Source: Statistics Bureau of Japan

Bank of Japan FAQs

The Bank of Japan (BoJ) is the Japanese central bank, which sets monetary policy in the country. Its mandate is to issue banknotes and carry out currency and monetary control to ensure price stability, which means an inflation target of around 2%.

The Bank of Japan embarked in an ultra-loose monetary policy in 2013 in order to stimulate the economy and fuel inflation amid a low-inflationary environment. The bank’s policy is based on Quantitative and Qualitative Easing (QQE), or printing notes to buy assets such as government or corporate bonds to provide liquidity. In 2016, the bank doubled down on its strategy and further loosened policy by first introducing negative interest rates and then directly controlling the yield of its 10-year government bonds.
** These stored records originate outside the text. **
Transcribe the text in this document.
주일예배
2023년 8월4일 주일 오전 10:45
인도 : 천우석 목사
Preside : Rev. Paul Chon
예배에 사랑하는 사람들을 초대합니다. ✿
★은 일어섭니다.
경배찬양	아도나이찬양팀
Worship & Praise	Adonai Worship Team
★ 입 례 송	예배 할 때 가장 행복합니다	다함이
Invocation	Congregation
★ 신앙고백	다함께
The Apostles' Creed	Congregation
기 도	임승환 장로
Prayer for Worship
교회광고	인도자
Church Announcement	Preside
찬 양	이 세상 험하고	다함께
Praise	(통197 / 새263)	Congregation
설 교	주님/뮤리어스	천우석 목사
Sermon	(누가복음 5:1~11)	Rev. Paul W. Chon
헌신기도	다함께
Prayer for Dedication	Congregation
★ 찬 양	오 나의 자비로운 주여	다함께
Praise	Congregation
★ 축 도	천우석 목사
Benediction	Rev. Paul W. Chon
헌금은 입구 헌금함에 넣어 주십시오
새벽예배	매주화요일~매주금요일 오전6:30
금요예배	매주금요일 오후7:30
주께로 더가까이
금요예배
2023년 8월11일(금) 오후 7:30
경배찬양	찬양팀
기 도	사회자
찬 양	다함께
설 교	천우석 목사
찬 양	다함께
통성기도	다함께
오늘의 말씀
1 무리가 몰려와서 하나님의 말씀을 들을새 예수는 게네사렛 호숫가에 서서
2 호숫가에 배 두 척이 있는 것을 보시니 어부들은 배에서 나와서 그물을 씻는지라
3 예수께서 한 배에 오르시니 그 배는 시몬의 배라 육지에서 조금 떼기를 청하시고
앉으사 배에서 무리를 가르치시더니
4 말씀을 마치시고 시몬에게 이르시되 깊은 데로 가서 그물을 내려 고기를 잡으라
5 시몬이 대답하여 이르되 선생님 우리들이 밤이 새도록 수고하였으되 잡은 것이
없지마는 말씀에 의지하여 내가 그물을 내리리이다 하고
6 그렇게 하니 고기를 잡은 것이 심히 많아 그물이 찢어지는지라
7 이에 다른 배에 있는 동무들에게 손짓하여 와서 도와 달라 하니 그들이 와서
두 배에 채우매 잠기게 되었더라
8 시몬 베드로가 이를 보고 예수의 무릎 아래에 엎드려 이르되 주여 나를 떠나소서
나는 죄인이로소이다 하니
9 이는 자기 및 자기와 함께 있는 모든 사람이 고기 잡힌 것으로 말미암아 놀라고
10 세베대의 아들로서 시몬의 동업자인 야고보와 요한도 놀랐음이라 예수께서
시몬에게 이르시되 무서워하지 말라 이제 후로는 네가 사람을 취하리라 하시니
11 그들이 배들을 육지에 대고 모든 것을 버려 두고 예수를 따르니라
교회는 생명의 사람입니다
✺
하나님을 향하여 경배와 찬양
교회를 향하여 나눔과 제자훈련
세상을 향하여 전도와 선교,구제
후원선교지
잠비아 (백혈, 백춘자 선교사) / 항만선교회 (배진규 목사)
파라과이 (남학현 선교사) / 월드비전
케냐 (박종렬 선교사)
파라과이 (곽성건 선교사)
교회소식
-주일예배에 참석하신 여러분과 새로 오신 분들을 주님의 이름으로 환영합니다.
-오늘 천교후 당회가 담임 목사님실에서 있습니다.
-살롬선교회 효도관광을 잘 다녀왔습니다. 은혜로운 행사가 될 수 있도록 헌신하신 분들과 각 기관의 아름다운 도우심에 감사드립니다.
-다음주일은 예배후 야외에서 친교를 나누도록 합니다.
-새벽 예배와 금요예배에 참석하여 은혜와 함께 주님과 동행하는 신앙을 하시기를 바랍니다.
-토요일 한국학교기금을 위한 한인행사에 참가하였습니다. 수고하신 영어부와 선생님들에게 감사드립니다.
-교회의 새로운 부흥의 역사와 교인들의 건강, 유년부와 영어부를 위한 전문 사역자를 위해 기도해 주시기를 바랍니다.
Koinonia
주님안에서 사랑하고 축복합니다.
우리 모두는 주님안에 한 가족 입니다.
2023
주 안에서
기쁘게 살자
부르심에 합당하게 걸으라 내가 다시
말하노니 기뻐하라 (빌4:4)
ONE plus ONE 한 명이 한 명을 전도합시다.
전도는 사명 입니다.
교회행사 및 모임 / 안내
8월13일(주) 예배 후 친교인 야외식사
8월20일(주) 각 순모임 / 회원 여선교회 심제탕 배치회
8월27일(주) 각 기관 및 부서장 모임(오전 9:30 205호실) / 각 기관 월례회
In March 2024, the BoJ lifted interest rates, effectively retreating from the ultra-loose monetary policy stance.

The Bank’s massive stimulus caused the Yen to depreciate against its main currency peers. This process exacerbated in 2022 and 2023 due to an increasing policy divergence between the Bank of Japan and other main central banks, which opted to increase interest rates sharply to fight decades-high levels of inflation. The BoJ’s policy led to a widening differential with other currencies, dragging down the value of the Yen. This trend partly reversed in 2024, when the BoJ decided to abandon its ultra-loose policy stance.

A weaker Yen and the spike in global energy prices led to an increase in Japanese inflation, which exceeded the BoJ’s 2% target. The prospect of rising salaries in the country – a key element fuelling inflation – also contributed to the move.